# [Solved] Kein Schreibzugriff als User auf HD

## Shatun

Hallo erstmal,

ich wollte gestern meine Festplattenpartition ändern. Urspungszustand war:

/dev/hda1 > / ext3

/dev/hda2 > none swap

/dev/hda3 > /home ext3

/dev/sda1 > /home/crystal/Daten ext3

nun habe ich alle daten der home partition auf die sda1 Platte verschoben, home asugehängt und sda1 als home eingehängt. Demnach entstand folgendes Schema:

/dev/hda1 > / ext3

/dev/hda2 > none swap

/dev/sda1 > /home ext3

/dev/hda3 > nicht gemountet

Jetzt kommts. Ich kann als User nicht mehr im Home Verzeichnis schreiben. Die Home Ordner sind später nochmal mit chown und chmod auf auf 755 und den Benutzer:Benutzer geändert worden. Der home ordner an sich gehört root:root.
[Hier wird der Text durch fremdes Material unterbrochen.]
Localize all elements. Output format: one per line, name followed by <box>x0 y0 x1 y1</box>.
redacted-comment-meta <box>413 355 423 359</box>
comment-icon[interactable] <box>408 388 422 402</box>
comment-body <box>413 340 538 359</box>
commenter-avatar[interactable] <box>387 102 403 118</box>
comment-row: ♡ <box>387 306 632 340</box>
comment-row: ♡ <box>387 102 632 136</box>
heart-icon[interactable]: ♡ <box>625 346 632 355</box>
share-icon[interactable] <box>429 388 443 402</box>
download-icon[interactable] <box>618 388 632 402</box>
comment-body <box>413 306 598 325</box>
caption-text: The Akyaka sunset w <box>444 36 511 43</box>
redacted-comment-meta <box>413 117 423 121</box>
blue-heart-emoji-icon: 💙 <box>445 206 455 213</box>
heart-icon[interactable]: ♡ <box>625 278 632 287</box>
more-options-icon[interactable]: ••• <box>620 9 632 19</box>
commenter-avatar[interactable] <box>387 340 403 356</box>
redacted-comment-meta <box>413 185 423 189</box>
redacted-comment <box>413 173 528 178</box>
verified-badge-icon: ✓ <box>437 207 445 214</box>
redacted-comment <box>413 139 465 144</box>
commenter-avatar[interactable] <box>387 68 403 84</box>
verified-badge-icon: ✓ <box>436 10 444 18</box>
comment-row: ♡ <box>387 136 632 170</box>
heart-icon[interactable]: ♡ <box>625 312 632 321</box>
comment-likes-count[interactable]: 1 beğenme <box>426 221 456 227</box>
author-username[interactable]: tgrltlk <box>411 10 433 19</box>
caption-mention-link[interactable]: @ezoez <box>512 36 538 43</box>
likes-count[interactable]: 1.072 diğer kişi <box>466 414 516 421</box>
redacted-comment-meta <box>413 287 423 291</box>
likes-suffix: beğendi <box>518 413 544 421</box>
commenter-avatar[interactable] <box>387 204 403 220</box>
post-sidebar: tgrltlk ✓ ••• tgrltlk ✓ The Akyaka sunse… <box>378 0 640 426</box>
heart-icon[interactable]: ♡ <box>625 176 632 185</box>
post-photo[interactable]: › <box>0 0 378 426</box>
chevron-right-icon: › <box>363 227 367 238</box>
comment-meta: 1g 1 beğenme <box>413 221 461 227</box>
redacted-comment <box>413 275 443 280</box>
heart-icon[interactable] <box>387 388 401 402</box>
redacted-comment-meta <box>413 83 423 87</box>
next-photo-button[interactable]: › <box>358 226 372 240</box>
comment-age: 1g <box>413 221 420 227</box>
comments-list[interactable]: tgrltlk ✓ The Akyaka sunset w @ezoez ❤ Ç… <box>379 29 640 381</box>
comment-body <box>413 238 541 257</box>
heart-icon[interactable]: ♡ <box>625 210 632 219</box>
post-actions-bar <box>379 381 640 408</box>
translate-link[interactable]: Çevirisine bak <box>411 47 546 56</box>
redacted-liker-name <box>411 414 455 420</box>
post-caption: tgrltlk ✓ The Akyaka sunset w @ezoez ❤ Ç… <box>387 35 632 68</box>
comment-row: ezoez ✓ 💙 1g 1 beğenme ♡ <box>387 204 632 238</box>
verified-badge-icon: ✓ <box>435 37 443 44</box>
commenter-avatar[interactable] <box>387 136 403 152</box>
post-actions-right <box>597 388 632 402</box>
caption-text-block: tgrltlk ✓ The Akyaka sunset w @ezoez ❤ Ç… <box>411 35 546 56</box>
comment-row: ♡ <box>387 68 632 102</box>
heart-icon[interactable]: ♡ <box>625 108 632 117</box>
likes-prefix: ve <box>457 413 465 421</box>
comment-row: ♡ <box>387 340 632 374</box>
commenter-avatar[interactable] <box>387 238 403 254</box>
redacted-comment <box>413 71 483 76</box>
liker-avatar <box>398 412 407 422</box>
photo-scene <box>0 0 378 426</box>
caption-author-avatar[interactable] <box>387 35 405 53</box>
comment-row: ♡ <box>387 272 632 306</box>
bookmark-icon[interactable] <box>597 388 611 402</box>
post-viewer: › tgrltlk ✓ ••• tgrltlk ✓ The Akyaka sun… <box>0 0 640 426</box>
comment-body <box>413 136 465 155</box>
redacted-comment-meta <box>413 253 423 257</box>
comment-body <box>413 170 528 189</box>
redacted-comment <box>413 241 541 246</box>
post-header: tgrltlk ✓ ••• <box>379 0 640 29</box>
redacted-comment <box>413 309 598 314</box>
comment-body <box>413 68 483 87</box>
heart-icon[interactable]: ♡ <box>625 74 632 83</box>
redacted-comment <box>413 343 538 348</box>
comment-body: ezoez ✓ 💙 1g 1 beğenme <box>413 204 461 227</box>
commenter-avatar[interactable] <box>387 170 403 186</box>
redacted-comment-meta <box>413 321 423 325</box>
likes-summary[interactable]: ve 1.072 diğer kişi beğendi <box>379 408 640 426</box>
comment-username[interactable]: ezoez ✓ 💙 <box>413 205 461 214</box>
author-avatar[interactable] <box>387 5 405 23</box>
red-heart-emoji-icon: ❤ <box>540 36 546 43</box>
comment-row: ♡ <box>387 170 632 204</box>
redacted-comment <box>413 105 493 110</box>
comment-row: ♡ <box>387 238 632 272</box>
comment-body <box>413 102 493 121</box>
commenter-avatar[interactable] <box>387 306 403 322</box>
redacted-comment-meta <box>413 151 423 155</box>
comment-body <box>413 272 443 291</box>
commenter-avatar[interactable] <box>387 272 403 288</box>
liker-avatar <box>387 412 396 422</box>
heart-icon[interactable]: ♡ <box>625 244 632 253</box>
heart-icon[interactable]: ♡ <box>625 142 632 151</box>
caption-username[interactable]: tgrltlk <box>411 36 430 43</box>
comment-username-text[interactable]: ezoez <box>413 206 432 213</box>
Wenn ich beispielsweise versuche einen Ordner anzulegen sagt mir die Shell Das kein Speicherplatz frei sei. MC erzählt mit auch das 0/468 GB frei sind.

versuch ichs als root funktionierts und es sind urplötzlich 11/468 frei.

hänge ich die sata platte aus und mount die hda3 partition gehts als auch als user.

Als ich die platte noch unter /home/crystal/Daten gemountet hatte konnte ich auch problemlos schreiben.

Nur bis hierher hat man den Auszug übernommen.